Tesco reports rise in Q1 sales to £12.4bn


UK supermarket giant Tesco has today reported a 1.3% year-on-year increas in Q1 sales to more than £12.4bn.

This was helped by a significant growth in online demand, with over 1.3 million orders per week. This marks a two-year sales growth of 81.6% and one-year sales growth of 22.2%.

Ken Murphy, Chief Executive of Tesco said: “We delivered a strong performance in the first quarter, even as we lapped the high demand of last year due to the pandemic. We have further strengthened our commitment to delivering consistent, reliable value and to rewarding loyalty, as we extended Clubcard Prices to all Express stores. Our colleagues continue to do a great job serving our customers, and I thank them for everything they’re doing.

“We remain focused on delivering great value, increasing loyalty and further developing our digital platform so we can serve our customers when, how and where they want. Our profit guidance from April remains unchanged. While the market outlook remains uncertain, I’m pleased with the strong start we’ve made to the year and continue to be excited about the many opportunities we have to create value over the longer term.”

The FTSE 100 firm also announced that its customer satisfaction currently remains ahead of the rest of the ‘Big 4’ supermarket chains.

There was a total of 0.5% growth in the UK (75% of total sales) and 9.2% growth in Wholesale business Booker (13% of sales), offset declines in the Republic of Ireland and Central Europe.

In the UK, online sales grew 22.2% on last year. General Merchandise and Clothing LFLs rose 10.3% and 52.1% respectively.Tesco Bank sales fell 10%.

The shares were unmoved following the announcement.

Industry reaction

Sophie Lund-Yates, equity analyst at Hargreaves Lansdown said: “Tesco’s first quarter numbers look sluggish, but that’s because they’re lapping the unprecedented demand triggered by the pandemic this time last year. While Tesco might be catching its breath as it crosses the finish line, the work doesn’t stop there. As we know, Covid has massively accelerated the shift to online, and digital demand is going to remain heightened. Tesco has done an amazing job of ramping up digital capacity, and is outshining some peers. Keeping hold of that momentum will require a near perfect execution of its attempts to build scale.

“There’s a wider read across from these results too – General Merchandise and Clothing seem to be faring very well, albeit they’re starting from a much lower base after the pandemic slashed demand last year.
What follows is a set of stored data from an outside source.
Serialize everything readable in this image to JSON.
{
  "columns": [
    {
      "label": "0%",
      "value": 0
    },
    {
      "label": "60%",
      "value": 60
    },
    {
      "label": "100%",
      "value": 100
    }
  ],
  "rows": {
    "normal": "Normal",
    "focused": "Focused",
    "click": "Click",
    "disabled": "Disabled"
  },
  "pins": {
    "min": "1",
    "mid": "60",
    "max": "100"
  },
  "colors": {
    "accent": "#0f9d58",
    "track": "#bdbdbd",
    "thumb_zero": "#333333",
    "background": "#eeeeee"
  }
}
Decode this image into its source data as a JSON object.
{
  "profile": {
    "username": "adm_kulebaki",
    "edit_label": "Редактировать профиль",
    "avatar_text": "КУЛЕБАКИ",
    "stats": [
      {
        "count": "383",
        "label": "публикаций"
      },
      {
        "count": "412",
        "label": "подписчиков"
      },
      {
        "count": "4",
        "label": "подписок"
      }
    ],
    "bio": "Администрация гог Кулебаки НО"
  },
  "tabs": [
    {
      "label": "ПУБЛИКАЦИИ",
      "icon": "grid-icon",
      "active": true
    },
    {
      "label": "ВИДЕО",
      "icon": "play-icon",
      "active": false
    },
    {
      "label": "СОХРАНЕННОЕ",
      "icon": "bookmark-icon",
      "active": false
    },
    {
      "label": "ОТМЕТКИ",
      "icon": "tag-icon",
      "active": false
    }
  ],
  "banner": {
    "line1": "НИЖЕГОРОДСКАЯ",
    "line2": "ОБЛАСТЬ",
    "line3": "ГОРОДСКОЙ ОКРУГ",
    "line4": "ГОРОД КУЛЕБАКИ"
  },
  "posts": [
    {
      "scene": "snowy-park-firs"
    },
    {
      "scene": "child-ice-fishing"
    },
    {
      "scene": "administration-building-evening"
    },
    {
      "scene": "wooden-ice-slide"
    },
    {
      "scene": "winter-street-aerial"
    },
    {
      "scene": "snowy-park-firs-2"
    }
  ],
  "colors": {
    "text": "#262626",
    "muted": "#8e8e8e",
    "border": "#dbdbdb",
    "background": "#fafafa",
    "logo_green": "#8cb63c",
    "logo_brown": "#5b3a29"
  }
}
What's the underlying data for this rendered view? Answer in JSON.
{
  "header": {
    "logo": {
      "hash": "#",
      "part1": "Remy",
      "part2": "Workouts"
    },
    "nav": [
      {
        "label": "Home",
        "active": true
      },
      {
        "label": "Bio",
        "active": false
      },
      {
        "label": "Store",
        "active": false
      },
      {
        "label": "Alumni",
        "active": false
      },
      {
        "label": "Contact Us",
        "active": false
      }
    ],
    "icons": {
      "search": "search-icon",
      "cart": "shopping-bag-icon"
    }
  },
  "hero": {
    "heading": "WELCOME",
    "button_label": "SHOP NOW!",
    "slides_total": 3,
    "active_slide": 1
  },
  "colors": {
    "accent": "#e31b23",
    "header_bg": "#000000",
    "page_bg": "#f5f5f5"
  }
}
It seems people’s spending patterns are normalising, and not necessarily reining in expenditure despite lingering economic uncertainty. The shakedown in consumer habits hasn’t finished yet, but this early indication could have positive connotations for other retailers.”

James Andrews, senior personal finance expert at money.co.uk, said: “While supermarkets remained a mainstay during the pandemic – it’s not been without substantial expense. However, Tescos resilience despite the high cost of meeting coronavirus requirements is impressive. It’s also shown how sharp increases in online ordering (+22.2%) have affected its business model – with part of that 0.5% spent on new slots and capacity added.

“The outlook statement highlights that Tesco is in no real danger as they continue to maintain their performance on top of last years exceptional sales. However, how they weather the future of the pandemic and lockdown easing will give a clearer indication of where Tesco can compete among other retailers in the market.

“The retailer is also alive to changing shopping habits, with more people doing larger weekly shops – either online or in-store – and fewer customers popping in on the way to or from work as offices closed and flexible working increased.

“Changes announced already include the decision to re-brand all its ‘Metro’ stores as either ‘Express’ or ‘Superstores’ to better reflect how customers use them.

“With fuel sales expected to rise, we can expect a continued strong performance from its larger stores – but competition from budget competitors such as Aldi and Lidl hasn’t disappeared. The following year will be one to watch to see how the company reacts to society opening up, as well as how effective its new price-matching schemes will be.”